Menulis Sebagai Kebutuhan. “Jadikanlah menulis sebagai sebuah kebutuhan. Sebagaimana kita merasa lapar karena butuh asupan makan, maka menulis juga demikian. Ada metabolisme dalam intelektualitas sehingga merasa dinamis, ada kalanya kenyang dan ada kalanya lapar. Seringkali orang enggan untuk makan hanya karena yang bersangkutan tidak punya selera makan. Dalam konteks penulisan lebih banyak hal demikian terjadi. Banyak orang pandai enggan menulis karena tidak punya selera menulis. Selera butuh rangsangan untuk menumbuhkannya.” (Redi Panuju)

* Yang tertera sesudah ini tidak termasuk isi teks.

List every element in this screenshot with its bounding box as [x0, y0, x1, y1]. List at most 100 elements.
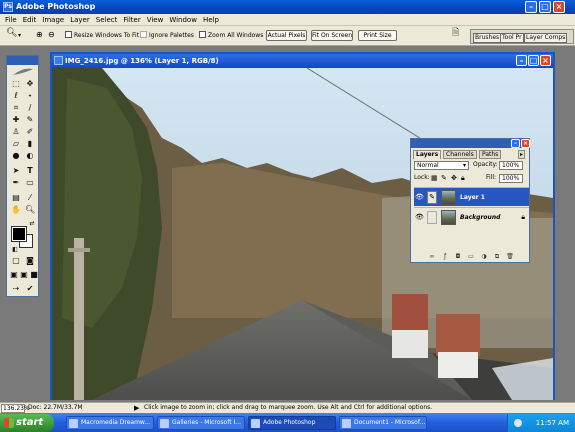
- adjustment-layer-icon[interactable]: ◑: [480, 253, 488, 261]
- eyedropper-tool-icon[interactable]: ⁄: [25, 193, 35, 203]
- eye-visibility-icon[interactable]: 👁︎: [415, 213, 424, 221]
- layers-palette-header[interactable]: – ×: [411, 139, 530, 148]
- brush-tool-icon[interactable]: ✎: [25, 115, 35, 125]
- close-button[interactable]: ×: [553, 1, 565, 13]
- toolbox-header[interactable]: [7, 56, 38, 65]
- zoom-out-icon[interactable]: ⊖: [48, 29, 55, 40]
- menu-filter[interactable]: Filter: [120, 14, 143, 26]
- menu-image[interactable]: Image: [39, 14, 67, 26]
- swap-colors-icon[interactable]: ⇄: [27, 219, 37, 229]
- lock-image-icon[interactable]: ✎: [441, 173, 447, 183]
- clone-stamp-tool-icon[interactable]: ♙: [11, 127, 21, 137]
- eraser-tool-icon[interactable]: ▱: [11, 139, 21, 149]
- opacity-input[interactable]: 100%: [499, 161, 523, 170]
- lasso-tool-icon[interactable]: ℓ: [11, 91, 21, 101]
- rectangle-tool-icon[interactable]: ▭: [25, 178, 35, 188]
- taskbar-item-internet-explorer[interactable]: Galleries - Microsoft I...: [157, 416, 245, 430]
- tab-channels[interactable]: Channels: [443, 150, 477, 159]
- quick-mask-mode-icon[interactable]: ◙: [25, 256, 35, 266]
- palette-tab-layer-comps[interactable]: Layer Comps: [524, 33, 568, 43]
- document-title-bar[interactable]: IMG_2416.jpg @ 136% (Layer 1, RGB/8) – □…: [52, 54, 553, 68]
- layer-mask-icon[interactable]: ◘: [454, 253, 462, 261]
- full-screen-mode-icon[interactable]: ■: [29, 270, 39, 280]
- palette-minimize-button[interactable]: –: [511, 139, 520, 148]
- print-size-button[interactable]: Print Size: [358, 30, 397, 41]
- zoom-all-windows-checkbox[interactable]: Zoom All Windows: [199, 30, 263, 41]
- clock[interactable]: 11:57 AM: [536, 414, 569, 432]
- tab-layers[interactable]: Layers: [413, 150, 442, 159]
- layer-row-background[interactable]: 👁︎ Background 🔒︎: [414, 207, 529, 226]
- status-menu-arrow-icon[interactable]: ▶: [134, 403, 139, 413]
- hand-tool-icon[interactable]: ✋: [11, 205, 21, 215]
- resize-windows-checkbox[interactable]: Resize Windows To Fit: [65, 30, 139, 41]
- palette-tab-brushes[interactable]: Brushes: [473, 33, 502, 43]
- zoom-tool-icon[interactable]: 🔍︎: [25, 205, 35, 215]
- fit-on-screen-button[interactable]: Fit On Screen: [311, 30, 353, 41]
- start-button[interactable]: start: [0, 414, 54, 432]
- blend-mode-select[interactable]: Normal ▾: [414, 161, 469, 170]
- doc-maximize-button[interactable]: □: [528, 55, 539, 66]
- move-tool-icon[interactable]: ✥: [25, 79, 35, 89]
- file-browser-icon[interactable]: 🗎: [452, 28, 459, 39]
- palette-menu-icon[interactable]: ▸: [518, 150, 526, 159]
- standard-screen-mode-icon[interactable]: ▣: [9, 270, 19, 280]
- zoom-level-input[interactable]: 136.23%: [1, 404, 30, 413]
- lock-position-icon[interactable]: ✥: [451, 173, 457, 183]
- pen-tool-icon[interactable]: ✒: [11, 178, 21, 188]
- palette-tab-tool-presets[interactable]: Tool Pr: [500, 33, 524, 43]
- menu-window[interactable]: Window: [166, 14, 200, 26]
- path-selection-tool-icon[interactable]: ➤: [11, 166, 21, 176]
- actual-pixels-button[interactable]: Actual Pixels: [266, 30, 307, 41]
- marquee-tool-icon[interactable]: ⬚: [11, 79, 21, 89]
- tab-paths[interactable]: Paths: [479, 150, 502, 159]
- slice-tool-icon[interactable]: ∕: [25, 103, 35, 113]
- delete-layer-icon[interactable]: 🗑︎: [506, 253, 514, 261]
- layer-style-icon[interactable]: ƒ: [441, 253, 449, 261]
- jump-to-imageready-icon[interactable]: ⇢: [11, 284, 21, 294]
- taskbar-item-dreamweaver[interactable]: Macromedia Dreamw...: [66, 416, 154, 430]
- new-group-icon[interactable]: ▭: [467, 253, 475, 261]
- gradient-tool-icon[interactable]: ▮: [25, 139, 35, 149]
- lock-transparency-icon[interactable]: ▦: [431, 173, 438, 183]
- palette-close-button[interactable]: ×: [521, 139, 530, 148]
- full-screen-menu-mode-icon[interactable]: ▣: [19, 270, 29, 280]
- ignore-palettes-checkbox[interactable]: Ignore Palettes: [140, 30, 194, 41]
- doc-close-button[interactable]: ×: [540, 55, 551, 66]
- menu-layer[interactable]: Layer: [67, 14, 93, 26]
- standard-mode-icon[interactable]: ▢: [11, 256, 21, 266]
- network-icon[interactable]: [514, 419, 522, 427]
- menu-view[interactable]: View: [144, 14, 167, 26]
- tool-preset-dropdown-icon[interactable]: ▾: [18, 30, 21, 41]
- doc-minimize-button[interactable]: –: [516, 55, 527, 66]
- notes-tool-icon[interactable]: ▤: [11, 193, 21, 203]
- magic-wand-tool-icon[interactable]: ⋆: [25, 91, 35, 101]
- maximize-button[interactable]: □: [539, 1, 551, 13]
- blur-tool-icon[interactable]: ●: [11, 151, 21, 161]
- taskbar-item-word[interactable]: Document1 - Microsof...: [339, 416, 427, 430]
- eye-visibility-icon[interactable]: 👁︎: [415, 193, 424, 201]
- link-layers-icon[interactable]: ∞: [428, 253, 436, 261]
- zoom-in-icon[interactable]: ⊕: [36, 29, 43, 40]
- new-layer-icon[interactable]: ⧉: [493, 253, 501, 261]
- minimize-button[interactable]: –: [525, 1, 537, 13]
- type-tool-icon[interactable]: T: [25, 166, 35, 176]
- layer-row-layer-1[interactable]: 👁︎ ✎ Layer 1: [414, 187, 529, 206]
- zoom-tool-icon[interactable]: 🔍︎: [6, 28, 17, 39]
- menu-help[interactable]: Help: [200, 14, 222, 26]
- document-size[interactable]: Doc: 22.7M/33.7M: [28, 403, 83, 413]
- menu-select[interactable]: Select: [93, 14, 121, 26]
- menu-edit[interactable]: Edit: [20, 14, 40, 26]
- menu-file[interactable]: File: [2, 14, 20, 26]
- history-brush-tool-icon[interactable]: ✐: [25, 127, 35, 137]
- lock-all-icon[interactable]: 🔒︎: [461, 173, 465, 183]
- imageready-icon[interactable]: ✔: [25, 284, 35, 294]
- dodge-tool-icon[interactable]: ◐: [25, 151, 35, 161]
- crop-tool-icon[interactable]: ⌗: [11, 103, 21, 113]
- fill-input[interactable]: 100%: [499, 174, 523, 183]
- foreground-color-swatch[interactable]: [11, 226, 27, 242]
- photoshop-app-icon[interactable]: Ps: [3, 2, 13, 12]
- healing-brush-tool-icon[interactable]: ✚: [11, 115, 21, 125]
- default-colors-icon[interactable]: ◧: [10, 245, 20, 255]
- photoshop-feather-icon[interactable]: [11, 67, 35, 77]
- taskbar-item-photoshop[interactable]: Adobe Photoshop: [248, 416, 336, 430]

Saat menulis sudah menjadi kebutuhan, maka seseorang akan gelisah bila tak menulis. Layaknya seorang muslim yang telah merasakan sholat lima waktu sebagai kebutuhan spiritualnya. Dia akan gundah gelisah, merasa tersiksa saat meninggalkannya meski hanya sekali saja.
Menulis sebagai kebutuhan di awali dari pembiasaan. Seperti pepatah jawa bilang: “bisa amargo kulina” (kepandaian, kemampuan itu disebabkan kebiasaan).
Terus mengasah ketrampilan menulis. Agar tak berkarat ibarat pisau yang tak dipakai dan tak diasah. Namun, saat pisau sering diasah serta dipakai maka semakin tajam.